Construction activity across the United States continued to edge higher in March, supported largely by gains in private-sector building projects, according to newly released federal data.
Figures published Thursday by the U.S. Census Bureau showed total construction spending reached a seasonally adjusted annual pace of $2.185 trillion in March 2026. That represented a modest increase from February’s revised estimate of $2.173 trillion and marked a 1.6% rise compared with the same month a year earlier.
During the first quarter of 2026, overall construction expenditures totaled approximately $479.4 billion. Federal data indicated that amount was slightly ahead of spending recorded during the opening three months of 2025.
Private construction remained the strongest contributor to overall growth. Spending in the sector advanced to an annualized rate of $1.659 trillion in March, rising 0.8% from the previous month.

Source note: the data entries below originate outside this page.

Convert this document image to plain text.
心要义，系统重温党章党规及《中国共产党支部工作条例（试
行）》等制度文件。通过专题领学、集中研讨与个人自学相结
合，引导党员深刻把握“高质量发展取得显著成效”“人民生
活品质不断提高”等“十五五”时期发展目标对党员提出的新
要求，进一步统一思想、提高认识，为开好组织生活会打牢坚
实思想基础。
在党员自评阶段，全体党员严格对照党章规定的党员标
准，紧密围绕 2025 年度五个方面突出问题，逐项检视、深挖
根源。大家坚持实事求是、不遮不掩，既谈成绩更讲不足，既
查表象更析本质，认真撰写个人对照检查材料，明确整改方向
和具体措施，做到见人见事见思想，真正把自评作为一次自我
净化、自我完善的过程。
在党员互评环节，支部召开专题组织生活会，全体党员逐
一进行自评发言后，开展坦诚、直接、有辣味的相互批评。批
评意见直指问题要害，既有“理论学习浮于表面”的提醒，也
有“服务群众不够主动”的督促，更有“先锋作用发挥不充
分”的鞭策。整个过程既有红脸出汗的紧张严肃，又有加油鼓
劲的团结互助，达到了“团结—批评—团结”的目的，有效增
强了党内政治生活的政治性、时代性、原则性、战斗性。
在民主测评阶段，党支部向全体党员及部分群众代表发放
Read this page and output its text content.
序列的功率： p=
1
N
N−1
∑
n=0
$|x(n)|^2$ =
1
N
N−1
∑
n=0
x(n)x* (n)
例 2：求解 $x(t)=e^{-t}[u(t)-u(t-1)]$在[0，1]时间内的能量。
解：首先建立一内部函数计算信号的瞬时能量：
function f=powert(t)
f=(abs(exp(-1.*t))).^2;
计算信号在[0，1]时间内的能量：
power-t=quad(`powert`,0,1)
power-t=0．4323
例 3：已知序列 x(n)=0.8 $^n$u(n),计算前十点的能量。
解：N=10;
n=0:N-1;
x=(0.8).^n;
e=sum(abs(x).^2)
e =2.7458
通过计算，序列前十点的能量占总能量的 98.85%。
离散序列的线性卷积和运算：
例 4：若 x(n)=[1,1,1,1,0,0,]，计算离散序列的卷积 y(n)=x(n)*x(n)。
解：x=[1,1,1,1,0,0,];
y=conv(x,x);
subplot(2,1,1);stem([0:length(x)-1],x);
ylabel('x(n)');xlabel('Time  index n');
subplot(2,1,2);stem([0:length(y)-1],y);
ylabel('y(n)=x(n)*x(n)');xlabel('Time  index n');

Residential building activity posted one of the larger monthly gains. Home construction spending climbed to $929.7 billion on a seasonally adjusted annual basis, up 1.7% compared with February levels. The increase suggests housing-related projects continued to provide support for the broader construction market despite ongoing financing pressures and elevated borrowing costs.
Nonresidential construction, however, showed weaker momentum. Spending in that segment slipped slightly to $729.4 billion, reflecting a small decline from February’s revised estimate.
Public-sector construction spending moved lower during the month. Government-funded projects were estimated at an annualized rate of $526.4 billion in March, down marginally from February.
Educational construction projects recorded a modest decrease, with spending falling to $113 billion. Highway and street construction also softened slightly, reaching an annualized pace of $147.8 billion.
Despite some pullback in public infrastructure categories, the broader trend in construction spending has remained relatively stable over the past year. A chart included in the Census Bureau report showed overall spending continuing on an upward trajectory since 2020, with private construction accounting for the largest share of activity.
Economists and industry analysts often monitor construction spending as a key measure of economic momentum because it reflects investment trends across housing, commercial development, manufacturing facilities, and public infrastructure.
The latest report arrives as builders and contractors continue navigating higher material costs, labor shortages, and shifting interest rate expectations. Even so, the March figures indicate that construction demand has remained resilient in several major sectors of the economy.
The Census Bureau said its next monthly construction spending report is scheduled for release on June 1, 2026.